A new Tenancy Tribunal ruling illustrates just how complex it can be to establish if a rental property has been contaminated with meth and what penalties should be awarded for damage

By: Property Investor Team

1 March 2020

An Auckland property management company managed to succeed in only part of its claim against a pair of tenants who smoked meth in their rental property, contaminating it in the process.

James Pilcher and Elizabeth Foster rented the Royal Oak house from May 2018 until August 2019. Prior to the start of their tenancy, the landlord had the property meth tested and the results were clear. At the end of the tenancy, the landlord again tested the property and this time there was evidence of meth use throughout.

However, the detailed test showed that most areas tested were well below 15xg /100cm2. The exception was the hallway where the tested samples were 23μg /100cm2 and 16.7μg /100cm2.

On professional advice, the property was fully decontaminated. This prompted Auckland Property Management Solutions to go to the Tenancy Tribunal for the decontamination costs, the replacement cost of chattels, lost rent and the cost of the test reports.

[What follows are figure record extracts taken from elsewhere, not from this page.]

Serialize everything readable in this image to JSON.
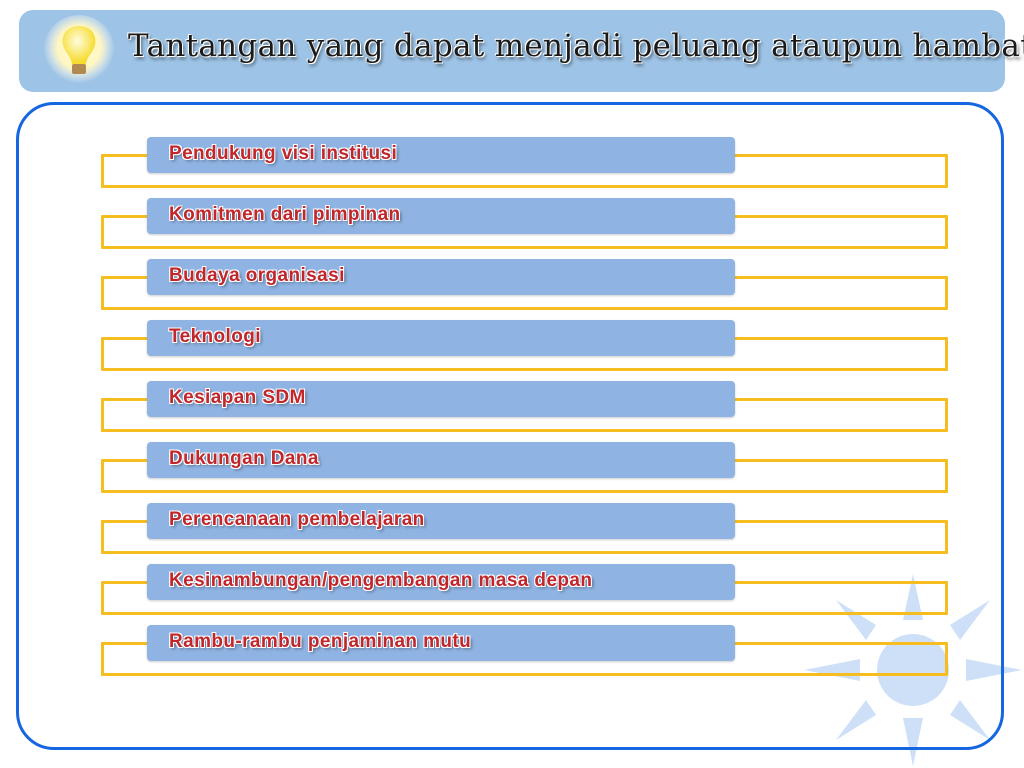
{
  "header": {
    "title": "Tantangan yang dapat menjadi peluang ataupun hambatan",
    "icon": "lightbulb-icon"
  },
  "items": [
    {
      "label": "Pendukung visi institusi"
    },
    {
      "label": "Komitmen dari pimpinan"
    },
    {
      "label": "Budaya organisasi"
    },
    {
      "label": "Teknologi"
    },
    {
      "label": "Kesiapan SDM"
    },
    {
      "label": "Dukungan Dana"
    },
    {
      "label": "Perencanaan pembelajaran"
    },
    {
      "label": "Kesinambungan/pengembangan masa depan"
    },
    {
      "label": "Rambu-rambu penjaminan mutu"
    }
  ],
  "colors": {
    "header_bg": "#9dc3e6",
    "frame": "#1566e0",
    "bar": "#8fb4e3",
    "bracket": "#f5bd1f",
    "label": "#c0262a"
  }
}
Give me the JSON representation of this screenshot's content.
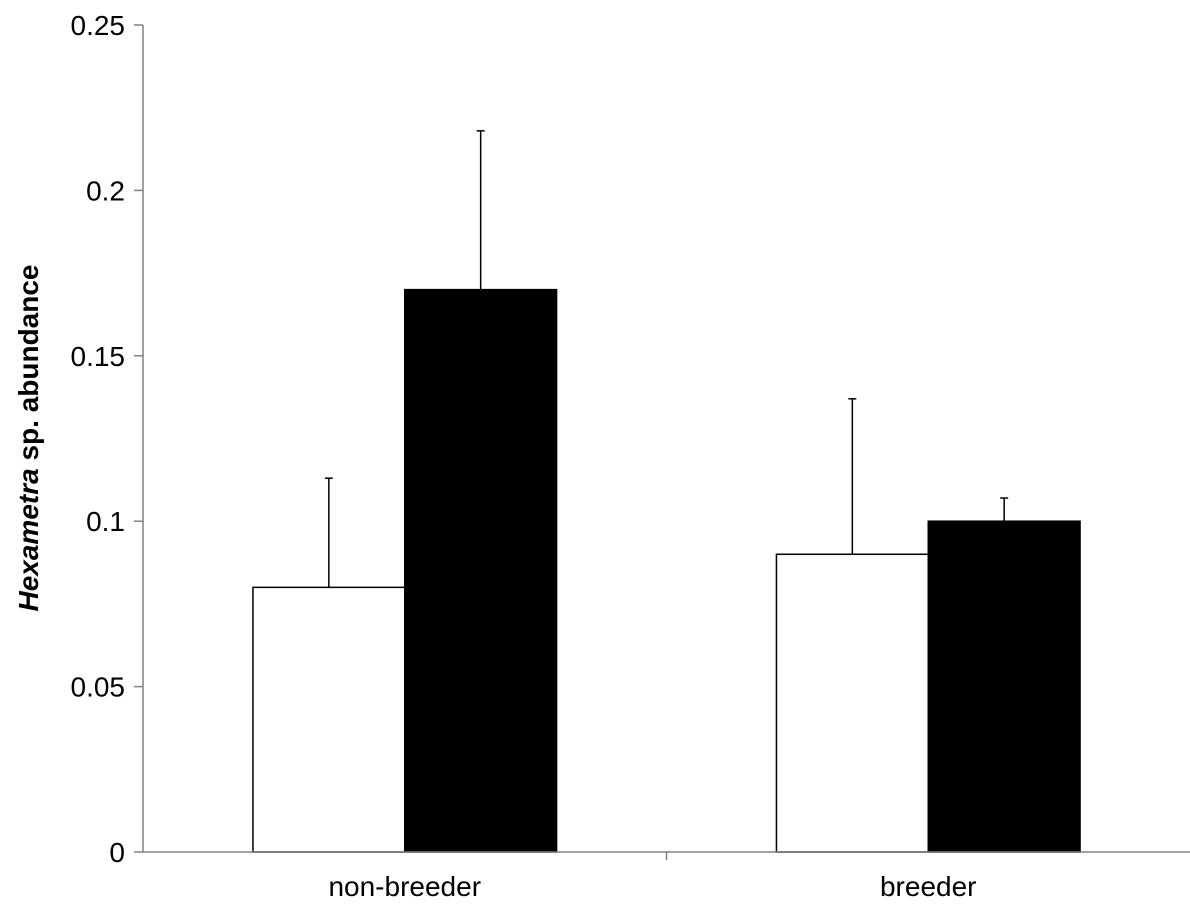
{
  "chart_data": {
    "type": "bar",
    "categories": [
      "non-breeder",
      "breeder"
    ],
    "series": [
      {
        "values": [
          0.08,
          0.09
        ],
        "errors": [
          0.033,
          0.047
        ],
        "fill": "#ffffff"
      },
      {
        "values": [
          0.17,
          0.1
        ],
        "errors": [
          0.048,
          0.007
        ],
        "fill": "#000000"
      }
    ],
    "ylabel_italic": "Hexametra",
    "ylabel_rest": " sp. abundance",
    "xlabel": "",
    "ylim": [
      0,
      0.25
    ],
    "yticks": [
      0,
      0.05,
      0.1,
      0.15,
      0.2,
      0.25
    ],
    "ytick_labels": [
      "0",
      "0.05",
      "0.1",
      "0.15",
      "0.2",
      "0.25"
    ],
    "grid": false,
    "legend": "none"
  }
}
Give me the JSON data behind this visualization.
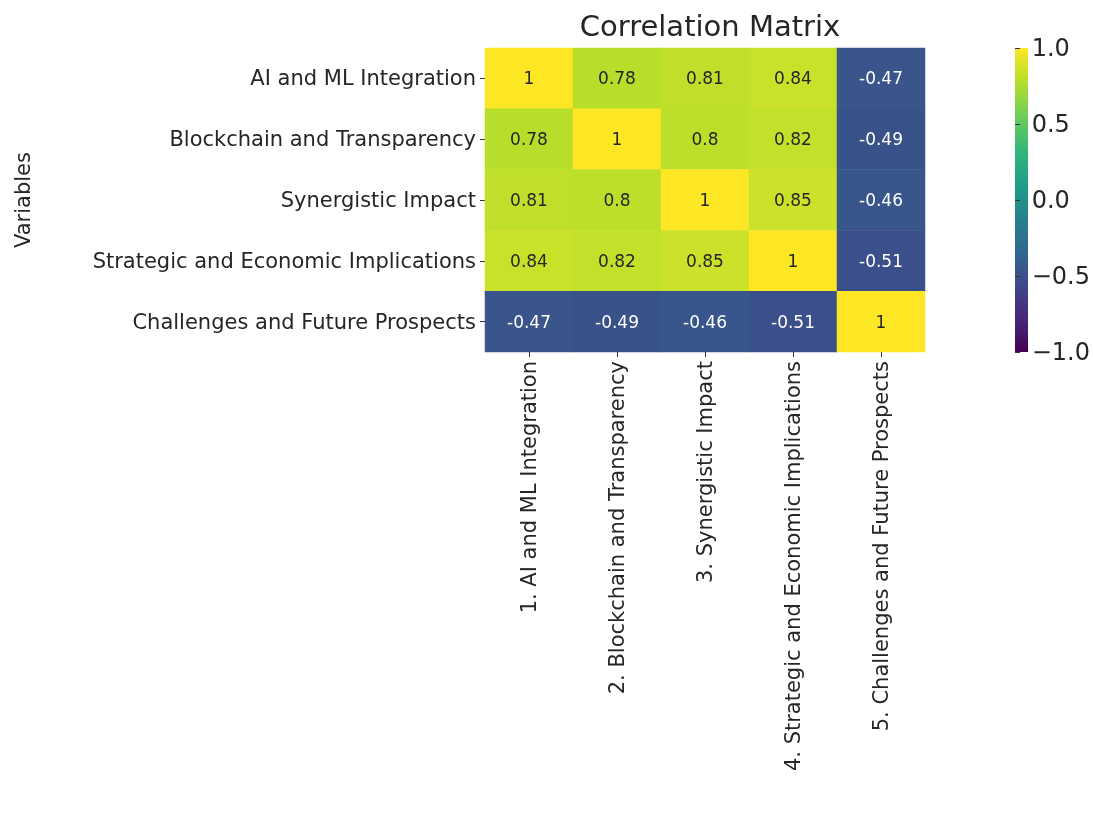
{
  "chart_data": {
    "type": "heatmap",
    "title": "Correlation Matrix",
    "ylabel": "Variables",
    "categories": [
      "1. AI and ML Integration",
      "2. Blockchain and Transparency",
      "3. Synergistic Impact",
      "4. Strategic and Economic Implications",
      "5. Challenges and Future Prospects"
    ],
    "y_categories": [
      "AI and ML Integration",
      "Blockchain and Transparency",
      "Synergistic Impact",
      "Strategic and Economic Implications",
      "Challenges and Future Prospects"
    ],
    "cells": [
      [
        1,
        0.78,
        0.81,
        0.84,
        -0.47
      ],
      [
        0.78,
        1,
        0.8,
        0.82,
        -0.49
      ],
      [
        0.81,
        0.8,
        1,
        0.85,
        -0.46
      ],
      [
        0.84,
        0.82,
        0.85,
        1,
        -0.51
      ],
      [
        -0.47,
        -0.49,
        -0.46,
        -0.51,
        1
      ]
    ],
    "clim": [
      -1,
      1
    ],
    "cticks": [
      {
        "value": -1,
        "label": "−1.0"
      },
      {
        "value": -0.5,
        "label": "−0.5"
      },
      {
        "value": 0,
        "label": "0.0"
      },
      {
        "value": 0.5,
        "label": "0.5"
      },
      {
        "value": 1,
        "label": "1.0"
      }
    ],
    "data_labels": true
  }
}
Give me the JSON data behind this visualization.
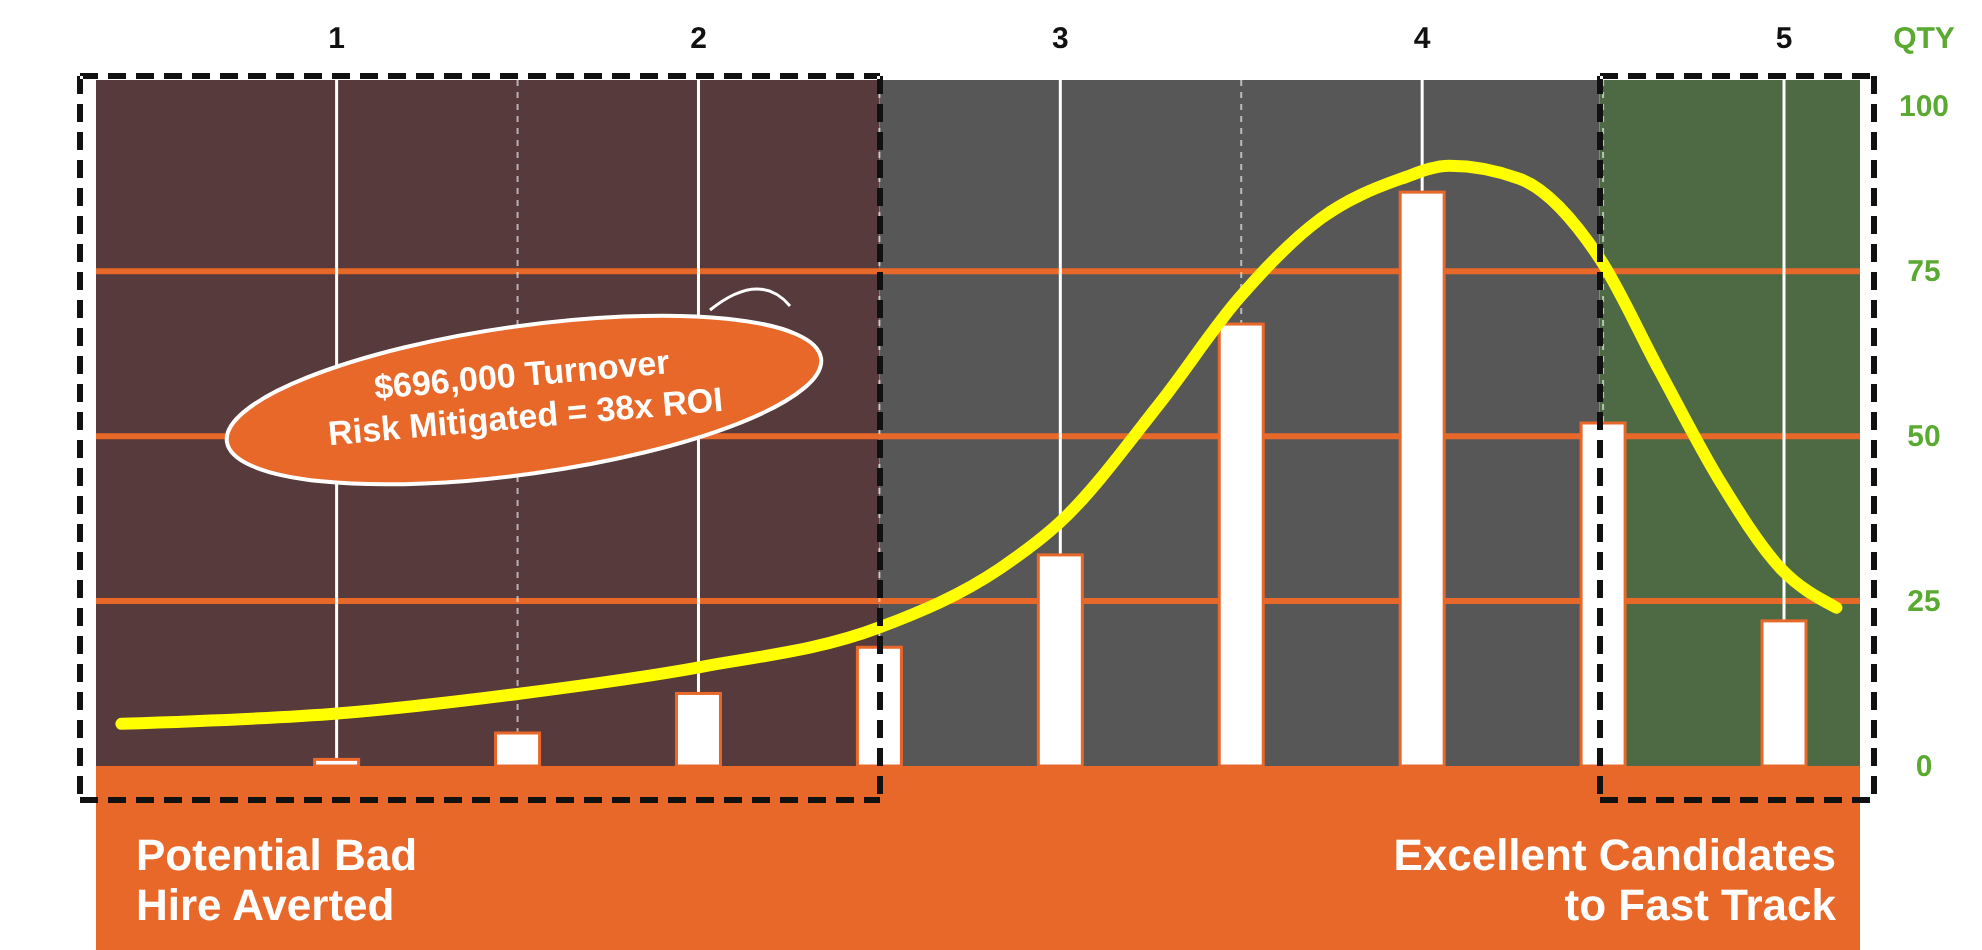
{
  "chart_data": {
    "type": "bar",
    "ylabel": "QTY",
    "x": [
      1,
      1.5,
      2,
      2.5,
      3,
      3.5,
      4,
      4.5,
      5
    ],
    "xlim": [
      0.335,
      5.21
    ],
    "xticks": [
      1,
      {
        "value": 1.5,
        "label": null
      },
      2,
      {
        "value": 2.5,
        "label": null
      },
      3,
      {
        "value": 3.5,
        "label": null
      },
      4,
      {
        "value": 4.5,
        "label": null
      },
      5
    ],
    "ylim": [
      0,
      104
    ],
    "yticks": [
      0,
      25,
      50,
      75,
      100
    ],
    "grid": true,
    "series": [
      {
        "color": "#ffffff",
        "values": [
          1,
          5,
          11,
          18,
          32,
          67,
          87,
          52,
          22
        ]
      },
      {
        "type": "line",
        "color": "#ffff00",
        "x": [
          0.405,
          1.01,
          1.51,
          2.005,
          2.5,
          2.835,
          3.0,
          3.275,
          3.495,
          3.72,
          3.94,
          4.075,
          4.27,
          4.49,
          4.655,
          4.825,
          4.99,
          5.145
        ],
        "values": [
          6.4,
          8,
          11,
          15,
          21,
          30,
          37,
          55,
          71,
          83,
          89,
          91,
          89,
          77,
          60,
          43,
          30,
          24
        ]
      }
    ],
    "bands": [
      {
        "axis": "x",
        "from": 0.335,
        "to": 2.5,
        "color": "#573a3b"
      },
      {
        "axis": "x",
        "from": 2.5,
        "to": 4.49,
        "color": "#575757"
      },
      {
        "axis": "x",
        "from": 4.49,
        "to": 5.21,
        "color": "#4e6a45"
      }
    ],
    "annotations": [
      "$696,000 Turnover\nRisk Mitigated = 38x ROI",
      "Potential Bad\nHire Averted",
      "Excellent Candidates\nto Fast Track"
    ]
  }
}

When it comes to meth contamination, the Tribunal now adheres to the 15μg /100cm level recommended in the 2018 Gluckman report.

The landlord alleged the full decontamination cost and other costs could be claimed because two areas exceeded the 15μg /100cm2 level and that meant the premises was damaged.

The Tribunal took a different view because it was only the two hallway readings that were higher than 15μg /100cm2 and they did not exceed the 30μg /100cm2 indicative of manufacture.

“So, while the hallway can properly be considered damaged by the tenant’s intentional acts, the rest of the premises were not damaged and did not require remediation.”

That meant the landlord had no claim against the tenant for the remediation and other costs, although the adjudicator did award the landlord $500 compensation for damage to the hallway.

Additionally, the landlord was awarded costs associated with the initial post-tenancy test and limited compensation for loss of rent due to the meth contamination.

However, the Tribunal did find that the use of meth was an unlawful act and an unlawful use of the property, which meant it was a breach of the tenant’s responsibilities under the Residential

Tenancies Act. For this reason, the landlord was awarded exemplary damages of $600. In total, the Tribunal ordered the tenants pay $3,726 to the landlord.